Country at crossroad as bringing economy back on track imperative

F.P. Report

ISLAMABAD: The Federation of Pakistan Chambers of Commerce & Industry’s Businessmen Panel (BMP) has said that the country is at the crossroad, as bringing the economy back on track is imperative to restore political stability and to overhaul the bureaucratic machinery.

The FPCCI former president and BMP Chairman Mian Anjum Nisar said that the economic and fiscal discipline of the country will be driven under the direction of IMF, leaving little room for political parties to make its way, which has not come up with any plan to fix the economy and provide relief to the trade and industry.

Quoting the media reports, he said that the SIFC’s role as advisors and decision-makers may work well. But, when it comes to the implementation of the decisions and delivery on ground, there are multiple bottlenecks. The executing entities in the public sector are politicized, compromised, outdated and lack competence.

Mian Anjum Nisar said that the economy of the country is at the stake now, as the state of the economy and peoples’ welfare are of secondary interest to the political parties and little has so far been achieved at macro or micro levels.

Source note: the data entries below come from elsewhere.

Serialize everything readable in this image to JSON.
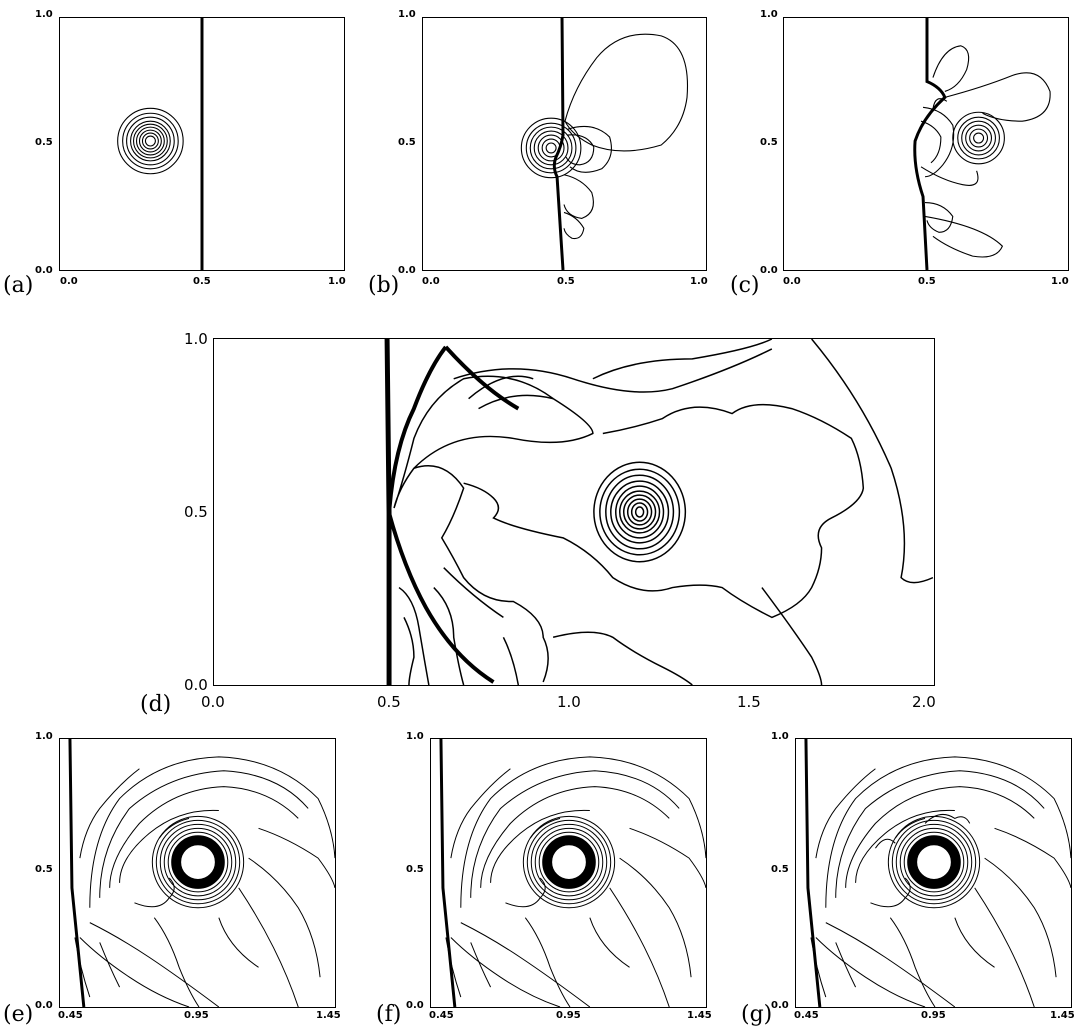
{
  "panels": [
    {
      "label": "(a)",
      "xticks": [
        "0.0",
        "0.5",
        "1.0"
      ],
      "yticks": [
        "1.0",
        "0.5",
        "0.0"
      ]
    },
    {
      "label": "(b)",
      "xticks": [
        "0.0",
        "0.5",
        "1.0"
      ],
      "yticks": [
        "1.0",
        "0.5",
        "0.0"
      ]
    },
    {
      "label": "(c)",
      "xticks": [
        "0.0",
        "0.5",
        "1.0"
      ],
      "yticks": [
        "1.0",
        "0.5",
        "0.0"
      ]
    },
    {
      "label": "(d)",
      "xticks": [
        "0.0",
        "0.5",
        "1.0",
        "1.5",
        "2.0"
      ],
      "yticks": [
        "1.0",
        "0.5",
        "0.0"
      ]
    },
    {
      "label": "(e)",
      "xticks": [
        "0.45",
        "0.95",
        "1.45"
      ],
      "yticks": [
        "1.0",
        "0.5",
        "0.0"
      ]
    },
    {
      "label": "(f)",
      "xticks": [
        "0.45",
        "0.95",
        "1.45"
      ],
      "yticks": [
        "1.0",
        "0.5",
        "0.0"
      ]
    },
    {
      "label": "(g)",
      "xticks": [
        "0.45",
        "0.95",
        "1.45"
      ],
      "yticks": [
        "1.0",
        "0.5",
        "0.0"
      ]
    }
  ]
}
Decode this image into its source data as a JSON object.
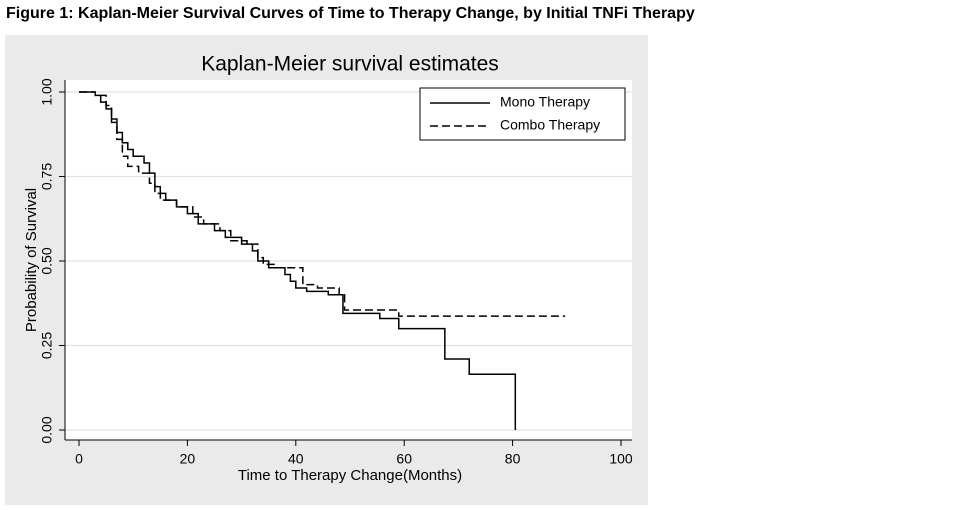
{
  "figure_title": "Figure 1: Kaplan-Meier Survival Curves of Time to Therapy Change, by Initial TNFi Therapy",
  "chart_data": {
    "type": "step",
    "title": "Kaplan-Meier survival estimates",
    "x_label": "Time to Therapy Change(Months)",
    "y_label": "Probability of Survival",
    "xlim": [
      0,
      100
    ],
    "xticks": [
      0,
      20,
      40,
      60,
      80,
      100
    ],
    "ylim": [
      0,
      1
    ],
    "yticks": [
      {
        "value": 0,
        "label": "0.00"
      },
      {
        "value": 0.25,
        "label": "0.25"
      },
      {
        "value": 0.5,
        "label": "0.50"
      },
      {
        "value": 0.75,
        "label": "0.75"
      },
      {
        "value": 1,
        "label": "1.00"
      }
    ],
    "grid": true,
    "legend": "top-right",
    "series": [
      {
        "name": "Mono Therapy",
        "color": "#000000",
        "linestyle": "solid",
        "x": [
          0,
          3,
          4,
          5,
          6,
          7,
          8,
          9,
          10,
          12,
          13,
          14,
          15,
          16,
          18,
          20,
          22,
          25,
          27,
          30,
          32,
          33,
          35,
          38,
          39,
          40,
          42,
          46,
          48.7,
          55.5,
          59,
          66.8,
          67.5,
          72,
          80.5
        ],
        "values": [
          1,
          0.99,
          0.97,
          0.95,
          0.92,
          0.88,
          0.85,
          0.83,
          0.81,
          0.79,
          0.76,
          0.72,
          0.7,
          0.68,
          0.66,
          0.64,
          0.61,
          0.59,
          0.57,
          0.55,
          0.53,
          0.5,
          0.48,
          0.46,
          0.44,
          0.42,
          0.41,
          0.4,
          0.345,
          0.33,
          0.3,
          0.3,
          0.21,
          0.165,
          0
        ]
      },
      {
        "name": "Combo Therapy",
        "color": "#000000",
        "linestyle": "dashed",
        "x": [
          0,
          3,
          5,
          6,
          7,
          8,
          9,
          11,
          13,
          14,
          15,
          18,
          21,
          23,
          26,
          28,
          31,
          33,
          34,
          36,
          41.3,
          44,
          48,
          49,
          59,
          89.7
        ],
        "values": [
          1,
          0.99,
          0.96,
          0.91,
          0.86,
          0.81,
          0.78,
          0.76,
          0.73,
          0.7,
          0.68,
          0.66,
          0.63,
          0.61,
          0.59,
          0.56,
          0.55,
          0.51,
          0.49,
          0.48,
          0.43,
          0.42,
          0.4,
          0.355,
          0.337,
          0.337
        ]
      }
    ]
  }
}
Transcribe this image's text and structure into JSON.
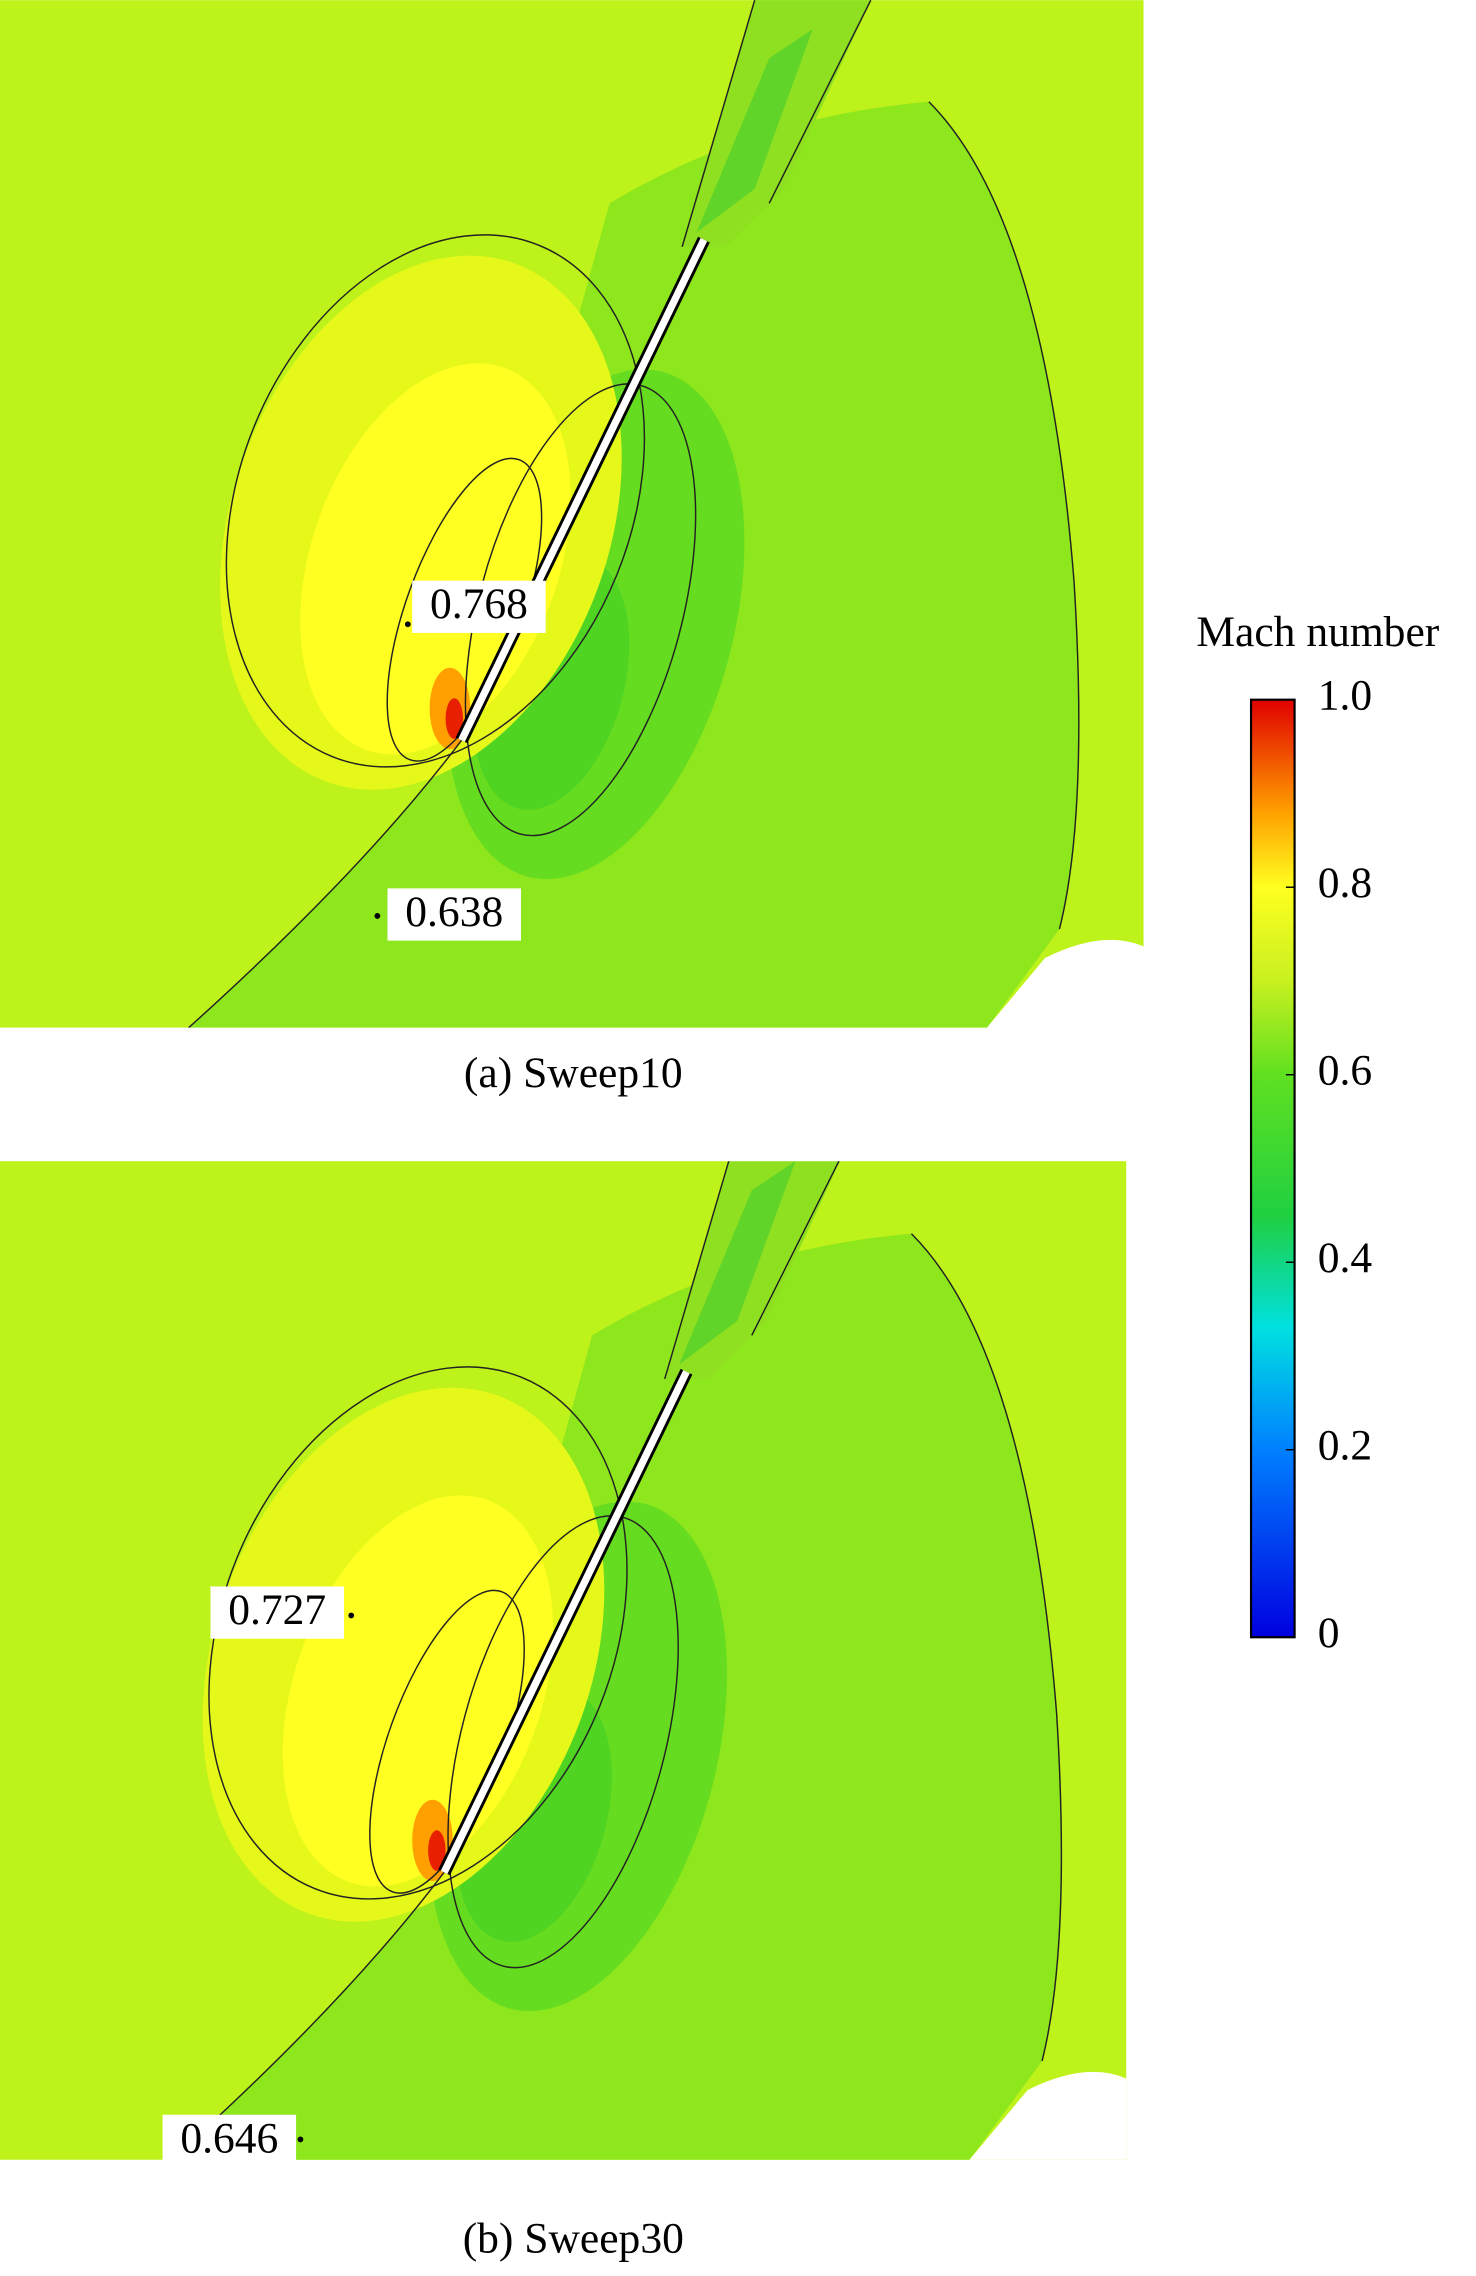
{
  "panels": [
    {
      "caption": "(a) Sweep10",
      "probes": [
        0.768,
        0.638
      ]
    },
    {
      "caption": "(b) Sweep30",
      "probes": [
        0.727,
        0.646
      ]
    }
  ],
  "colorbar": {
    "title": "Mach number",
    "lim": [
      0,
      1
    ],
    "ticks": [
      {
        "value": 1,
        "label": "1.0"
      },
      0.8,
      0.6,
      0.4,
      0.2,
      0
    ]
  }
}
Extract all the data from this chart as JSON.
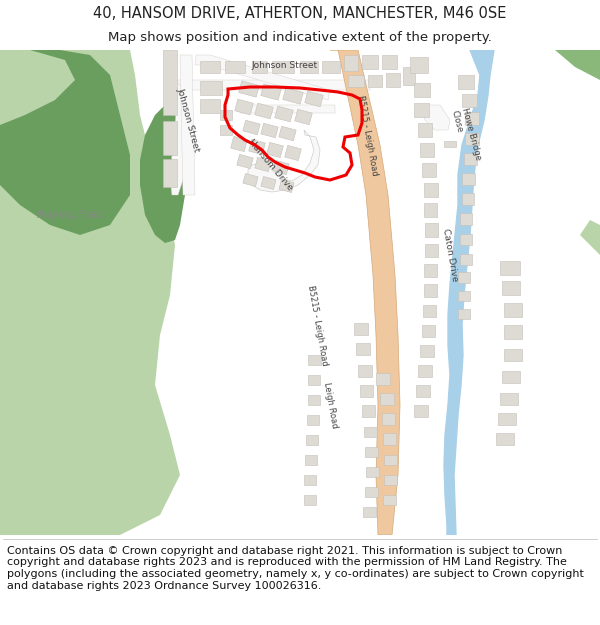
{
  "title_line1": "40, HANSOM DRIVE, ATHERTON, MANCHESTER, M46 0SE",
  "title_line2": "Map shows position and indicative extent of the property.",
  "title_fontsize": 10.5,
  "subtitle_fontsize": 9.5,
  "footer_text": "Contains OS data © Crown copyright and database right 2021. This information is subject to Crown copyright and database rights 2023 and is reproduced with the permission of HM Land Registry. The polygons (including the associated geometry, namely x, y co-ordinates) are subject to Crown copyright and database rights 2023 Ordnance Survey 100026316.",
  "footer_fontsize": 8.0,
  "green_dark": "#6a9e5e",
  "green_mid": "#8ab87a",
  "green_light": "#b8d4a8",
  "road_orange": "#f0c8a0",
  "road_orange_edge": "#d4a878",
  "building_color": "#dedad4",
  "building_edge": "#c4c0ba",
  "water_blue": "#a8d0e8",
  "white_road": "#f8f8f8",
  "white_road_edge": "#d0ceca",
  "red_polygon": "#ee0000",
  "map_bg": "#f5f3ef",
  "text_color": "#222222",
  "road_text": "#444444"
}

Higher inflation, rising utility tariffs, growing unemployment and, above all, the malaise and despondency among the masses are likely to continue unattended.

Economic vulnerability now looms with political uncertainty at its core. The Moody’s Investors Service has recently given a ‘credit negative’ signal to Pakistan in the face of prolonged political ambiguity and social tensions over election results, which will make it tough to approach the IMF for a new program, weaken external economy and make liquidity management more challenging.

He said that the privatization commission of Pakistan is struggling since months to effectively put in place the privatization of loss-making public sector enterprises; notably, the Pakistan Steel Mills and Pakistan International Airlines despite the urgency and concern expressed, time and again, by the IMF. The election held on Feb 8th in Pakistan threw up a number of surprises with a significant shift in the country’s political landscape.

With no political party commanding a 2/3rd majority at the center, nor even a simple majority, the decision-making processes and any constitutional amendment are likely to be driven and influenced more by conflicting self-interests of the coalition partners, watering down the key objectives. This is not what the country needs in these unprecedented times of political and economic challenges confronting the nation.

In its report titled ‘Political uncertainty persists in Pakistan following inconclusive election results, a credit negative’, the global credit rating agency said: ‘overall, uncertainty around Pakistan’s ability to quickly negotiate a new IMF program after the current one expires in April 2024 remains very high. Pakistan’s government liquidity and external vulnerability risks will remain very high until there is clarity on a credible longer-term financing plan.’

It said Pakistan’s foreign exchange reserves remained ‘very low’ at $8 billion as of Feb 2, 2024, sufficient to cover only about six weeks of imports and well below what was required to meet external financing needs for the next three to four years.

Based on the IMF’s report published in January, Moody’s said Pakistan’s external financing needs were about $22 billion in the next fiscal year (Jul-Jun) 2024-25 and about $25 billion annually in fiscal 2026 and 2027. The country will need a longer-term financing plan to meet its very large financing needs for the next few years, after its current IMF program ends in April 2024.

At present, Pakistan has been assigned a stable rating of “Caa3” by Moody’s. It said prolonged delays in the formation of a government would increase policy and political uncertainty at a time when it faced very challenging macroeconomic conditions.

The performance of the former coalition government of Pakistan Democratic Movement (PDM) in the fiscal year 2022-23 was disappointing. When austerity and debt servicing was the need of the hour the government expenditures were over Rs2.2 trillion higher than budgeted that resulted in a 25% increase in the debt burden for every citizen, whereas, the gross public debt jumped to Rs62.9 trillion by June 2023.

Hopefully, the new coalition government will be sensitive to the social, economic and fiscal issues of the state, which in the meantime have exacerbated further. Pakistan’s debt-to-GDP ratio is already above 70% and the IMF and credit rating agencies estimate that interest payments on its debt will soak up 50% to 60% of the government’s revenues this year. Debt exceeds legal limit by Rs14.5tr. That is the worst ratio of any sizable economy in the world.

Every macro fundamental is flashing red; notably, growth, debt, revenue mobilization and investment. Some strong and immediate decisions have to be taken by the new government.

The decision to immediately go for another IMF program appears settled. A $3 billion program from the International Monetary Fund runs out next month and securing a new program is imperative, given that Pakistan’s foreign exchange reserves are abysmally low compared to its large impending external debt repayment needs. Former deputy governor of the central bank, Murtaza Syed, has said. There is no alternative. In a recent public statement Shahbaz Sharif voiced similar compulsion and has been vocal in advocating another IMF program.